Came home and the girl was sitting on the steps "talking" on her ipod touch AND was halfway done eating a raw cucumber.
I threw up so much beer last night that my puke had a nice head on it.
never thought i'd see a ''climb of shame'' until she came down from the attic in front of the whole party..
For some reason I have a hard time believing getting drunk and recreating a movie about singing transvestites is ever very far from a situation you're in.
definitely not taking the whole return culture shock so well...drinking a 100 proof rootbeer vodka float out of a german beer mass
Luckily my prof thought I was puking from nerves and gave me motivational mini speeches the entire final.

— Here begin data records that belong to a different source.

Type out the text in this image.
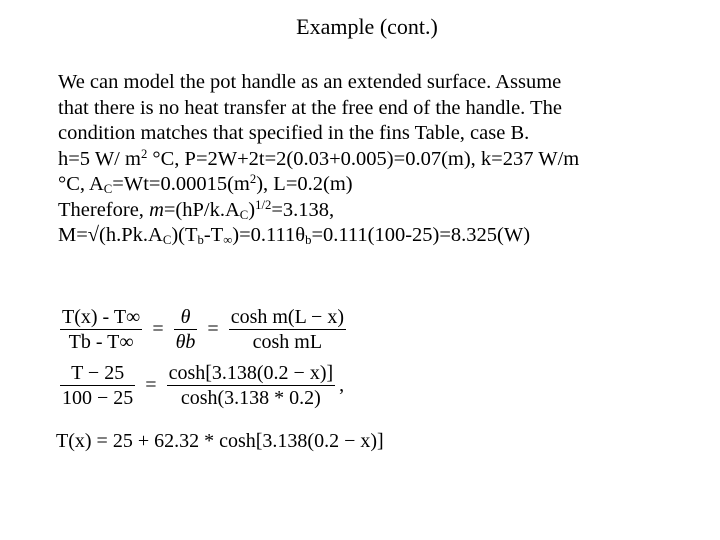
Example (cont.)
We can model the pot handle as an extended surface. Assume
that there is no heat transfer at the free end of the handle. The
condition matches that specified in the fins Table, case B.
h=5 W/ $m^2$ °C, P=2W+2t=2(0.03+0.005)=0.07(m), k=237 W/m
°C, $A_C=Wt=0.00015(m^2)$, L=0.2(m)
Therefore, $m=(hP/k.A_C)^{1/2}=3.138$,
$M=√(h.Pk.A_C)(T_b-T_\infty)=0.111\theta_b=0.111(100-25)=8.325(W)$
$\frac{T(x) - T\infty}{Tb - T\infty} = \frac{\theta}{\theta b} = \frac{\text{cosh m(L − x)}}{\text{cosh mL}}$
$\frac{T - 25}{100 - 25} = \frac{\cosh[3.138(0.2 - x)]}{\cosh(3.138 * 0.2)}$ ,
T(x) = 25 + 62.32 * cosh[3.138(0.2 − x)]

The way I see it, everyone on campus has a fake, but I'm the only person who actually makes beer in their dorm.
He kept falling asleep with the pizza in his hand. I woke him up and told him and he was shocked because he thought he ate it all. Then he would end up falling asleep and we'd repeat the whole process again.
In brighter news I got condoms and a mattress protector today.
I pretty much told him I was too sober for this an just walked away and all I heard was "IT'S BECAUSE IM A BAD KISSER ISN'T IT" OVER AND OVER AGAIN
Got drunkdialed by my estranged mom while wallowing in pinkeye drinking 100 proof eating ramen alone. Year summed up perfectly.
sometimes you just gotta rip off the nipple tape and get it done.
Is it okay that we fucked on my car hood, in his driveway, at 4 am with cars passing by ?
That awkward moment when you bring a guy back to your place then have to tell him you only have magnums.
She really wants to put my dick in her mouth, and to be honest I really don't want to put it there.